A big part of a mastering engineer’s job is anticipating where and how a listener will be hearing the music. Before the ’80s, it was safe to assume that the majority of listening would be done on home-stereo turntables. But as technology has evolved, so too has mastering. With the advent of compact discs, engineers were able to boost volume levels far beyond what old analog formats like vinyl and cassettes could handle, ushering in what would become known as the loudness war—i.e., the push to make CDs as loud as possible to maximize sonic impact. However, as Mintz notes, in the 21st century, “there are more playback sources than at any other time in history,” from traditional home stereos to desktop computer speakers to phones with wireless earbuds. “A mastering engineer needs to know how every song is playing on every kind of device,” says Mintz.
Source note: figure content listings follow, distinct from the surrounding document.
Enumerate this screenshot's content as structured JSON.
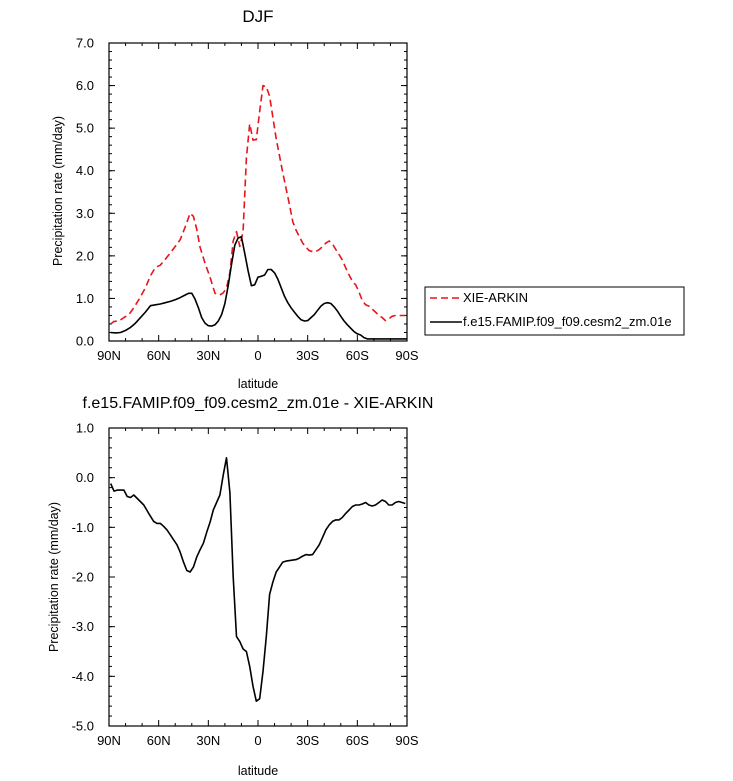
{
  "chart_data": [
    {
      "type": "line",
      "title": "DJF",
      "xlabel": "latitude",
      "ylabel": "Precipitation rate (mm/day)",
      "xlim": [
        -90,
        90
      ],
      "ylim": [
        0,
        7
      ],
      "x_ticks": [
        -90,
        -60,
        -30,
        0,
        30,
        60,
        90
      ],
      "x_tick_labels": [
        "90N",
        "60N",
        "30N",
        "0",
        "30S",
        "60S",
        "90S"
      ],
      "y_ticks": [
        0,
        1,
        2,
        3,
        4,
        5,
        6,
        7
      ],
      "y_tick_labels": [
        "0.0",
        "1.0",
        "2.0",
        "3.0",
        "4.0",
        "5.0",
        "6.0",
        "7.0"
      ],
      "legend": {
        "placement": "outside-right"
      },
      "series": [
        {
          "name": "XIE-ARKIN",
          "color": "#e8141c",
          "dash": "dashed",
          "x": [
            -89,
            -87,
            -84,
            -81,
            -78,
            -75,
            -72,
            -68,
            -65,
            -62,
            -59,
            -56,
            -53,
            -50,
            -47,
            -44,
            -41,
            -39,
            -37,
            -35,
            -32,
            -29,
            -26,
            -23,
            -21,
            -19,
            -17,
            -15,
            -13,
            -11,
            -9,
            -7,
            -5,
            -3,
            -1,
            1,
            3,
            5,
            7,
            9,
            11,
            13,
            15,
            17,
            19,
            21,
            23,
            25,
            27,
            29,
            31,
            33,
            35,
            37,
            39,
            41,
            43,
            45,
            47,
            49,
            51,
            53,
            55,
            57,
            59,
            61,
            63,
            65,
            67,
            69,
            71,
            73,
            75,
            77,
            79,
            81,
            83,
            85,
            87,
            89
          ],
          "y": [
            0.4,
            0.46,
            0.47,
            0.55,
            0.62,
            0.78,
            0.97,
            1.25,
            1.53,
            1.73,
            1.78,
            1.92,
            2.07,
            2.22,
            2.38,
            2.68,
            3.0,
            2.93,
            2.63,
            2.2,
            1.83,
            1.5,
            1.12,
            1.08,
            1.13,
            1.25,
            1.6,
            2.35,
            2.57,
            2.22,
            2.58,
            4.3,
            5.1,
            4.72,
            4.73,
            5.4,
            6.0,
            5.97,
            5.75,
            5.25,
            4.75,
            4.35,
            3.95,
            3.58,
            3.2,
            2.8,
            2.6,
            2.45,
            2.3,
            2.2,
            2.12,
            2.1,
            2.1,
            2.15,
            2.22,
            2.3,
            2.35,
            2.28,
            2.15,
            2.03,
            1.9,
            1.72,
            1.55,
            1.4,
            1.32,
            1.15,
            0.95,
            0.85,
            0.82,
            0.75,
            0.68,
            0.6,
            0.55,
            0.48,
            0.52,
            0.58,
            0.6,
            0.6,
            0.6,
            0.6
          ]
        },
        {
          "name": "f.e15.FAMIP.f09_f09.cesm2_zm.01e",
          "color": "#000000",
          "dash": "solid",
          "x": [
            -89,
            -86,
            -83,
            -80,
            -77,
            -74,
            -71,
            -68,
            -65,
            -62,
            -59,
            -56,
            -53,
            -50,
            -47,
            -44,
            -42,
            -40,
            -38,
            -36,
            -34,
            -32,
            -30,
            -28,
            -26,
            -24,
            -22,
            -20,
            -18,
            -16,
            -14,
            -12,
            -10,
            -8,
            -6,
            -4,
            -2,
            0,
            2,
            4,
            6,
            8,
            10,
            12,
            14,
            16,
            18,
            20,
            22,
            24,
            26,
            28,
            30,
            32,
            34,
            36,
            38,
            40,
            42,
            44,
            46,
            48,
            50,
            52,
            54,
            56,
            58,
            60,
            62,
            64,
            66,
            68,
            70,
            72,
            74,
            76,
            78,
            80,
            82,
            84,
            86,
            88,
            90
          ],
          "y": [
            0.2,
            0.19,
            0.2,
            0.25,
            0.32,
            0.42,
            0.55,
            0.68,
            0.83,
            0.85,
            0.87,
            0.9,
            0.93,
            0.97,
            1.02,
            1.08,
            1.12,
            1.12,
            0.98,
            0.78,
            0.55,
            0.42,
            0.36,
            0.35,
            0.38,
            0.47,
            0.62,
            0.88,
            1.3,
            1.8,
            2.25,
            2.42,
            2.45,
            2.05,
            1.65,
            1.3,
            1.32,
            1.5,
            1.52,
            1.55,
            1.68,
            1.68,
            1.6,
            1.45,
            1.25,
            1.05,
            0.9,
            0.78,
            0.68,
            0.58,
            0.5,
            0.47,
            0.48,
            0.55,
            0.62,
            0.72,
            0.82,
            0.88,
            0.9,
            0.88,
            0.8,
            0.7,
            0.58,
            0.47,
            0.38,
            0.3,
            0.22,
            0.17,
            0.14,
            0.08,
            0.05,
            0.05,
            0.05,
            0.05,
            0.05,
            0.05,
            0.05,
            0.05,
            0.05,
            0.05,
            0.05,
            0.05,
            0.05
          ]
        }
      ]
    },
    {
      "type": "line",
      "title": "f.e15.FAMIP.f09_f09.cesm2_zm.01e - XIE-ARKIN",
      "xlabel": "latitude",
      "ylabel": "Precipitation rate (mm/day)",
      "xlim": [
        -90,
        90
      ],
      "ylim": [
        -5,
        1
      ],
      "x_ticks": [
        -90,
        -60,
        -30,
        0,
        30,
        60,
        90
      ],
      "x_tick_labels": [
        "90N",
        "60N",
        "30N",
        "0",
        "30S",
        "60S",
        "90S"
      ],
      "y_ticks": [
        -5,
        -4,
        -3,
        -2,
        -1,
        0,
        1
      ],
      "y_tick_labels": [
        "-5.0",
        "-4.0",
        "-3.0",
        "-2.0",
        "-1.0",
        "0.0",
        "1.0"
      ],
      "series": [
        {
          "color": "#000000",
          "dash": "solid",
          "x": [
            -89,
            -87,
            -85,
            -83,
            -81,
            -79,
            -77,
            -75,
            -72,
            -69,
            -66,
            -63,
            -61,
            -59,
            -57,
            -55,
            -53,
            -51,
            -49,
            -47,
            -45,
            -43,
            -41,
            -39,
            -37,
            -35,
            -33,
            -31,
            -29,
            -27,
            -25,
            -23,
            -21,
            -19,
            -17,
            -15,
            -13,
            -11,
            -9,
            -7,
            -5,
            -3,
            -1,
            1,
            3,
            5,
            7,
            9,
            11,
            13,
            15,
            17,
            19,
            21,
            23,
            25,
            27,
            29,
            31,
            33,
            35,
            37,
            39,
            41,
            43,
            45,
            47,
            49,
            51,
            53,
            55,
            57,
            59,
            61,
            63,
            65,
            67,
            69,
            71,
            73,
            75,
            77,
            79,
            81,
            83,
            85,
            87,
            89
          ],
          "y": [
            -0.12,
            -0.27,
            -0.25,
            -0.25,
            -0.25,
            -0.38,
            -0.4,
            -0.35,
            -0.45,
            -0.55,
            -0.72,
            -0.88,
            -0.92,
            -0.92,
            -0.98,
            -1.05,
            -1.15,
            -1.25,
            -1.35,
            -1.5,
            -1.7,
            -1.87,
            -1.9,
            -1.8,
            -1.6,
            -1.45,
            -1.32,
            -1.1,
            -0.9,
            -0.65,
            -0.5,
            -0.35,
            0.05,
            0.4,
            -0.3,
            -2.0,
            -3.2,
            -3.3,
            -3.45,
            -3.5,
            -3.8,
            -4.2,
            -4.5,
            -4.45,
            -3.9,
            -3.2,
            -2.35,
            -2.1,
            -1.9,
            -1.8,
            -1.7,
            -1.68,
            -1.67,
            -1.66,
            -1.65,
            -1.62,
            -1.58,
            -1.55,
            -1.56,
            -1.55,
            -1.45,
            -1.35,
            -1.2,
            -1.05,
            -0.95,
            -0.88,
            -0.85,
            -0.85,
            -0.8,
            -0.72,
            -0.65,
            -0.58,
            -0.55,
            -0.55,
            -0.53,
            -0.5,
            -0.55,
            -0.57,
            -0.55,
            -0.5,
            -0.45,
            -0.48,
            -0.55,
            -0.55,
            -0.5,
            -0.48,
            -0.5,
            -0.52
          ]
        }
      ]
    }
  ]
}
Streaming has also introduced another set of variables. Services like Spotify employ what’s called loudness normalization, a default filter that ensures every song you stream—whether it’s an original-master recording from the 1950s or a modern pop track—is heard at the same volume without you having to manually adjust it. (The feature is especially helpful in leveling out the wild variances in sound level on curated playlists that combine older and newer tracks.) However, since users have the option of turning off the feature in their personal settings, “you can’t really master according to loudness normalization,” Mintz says. “And because all the different streaming services have different loudness-normalization protocols, you have to find a level that works for everything.”
You get what you pay for.
Computers have enabled artists to record and disseminate their music with little more than the push of a button (or the click of a trackpad), and, in recent years, mastering has likewise become a clickable, drag ‘n’ drop task. There are a number of DIY algorithmic services (such as TuneCore, LANDR, CloudBounce, and BandLab) that allow users to upload their tracks and receive instant masters at rates as low as $5 per track (roughly one-tenth of what a pro might charge an indie artist).
But Mintz isn’t worried about the robots coming for his job just yet. “It’s like coffee,” he says. “I use a Nespresso when I’m at work, and it’s fine for that. But when I go to my local coffee shop, it’s perfect, because it’s done manually. I have no problem with Nespresso, but every time you feed it, it’s going to be exactly the same.” He points out that likewise, an algorithm won’t give you thoughtful results, and most likely not the absolute best results. “If you put your song into an algorithm, sometimes, it sounds good—but sometimes a monkey playing a piano sounds good, too,” Mintz says. “Because most people don’t understand what mastering is, they’re satisfied with that, even though they don’t realize what their song could sound like.
“And,” he adds, “if they don’t like how it sounds, they can’t tell the algorithm how they want it to be different.”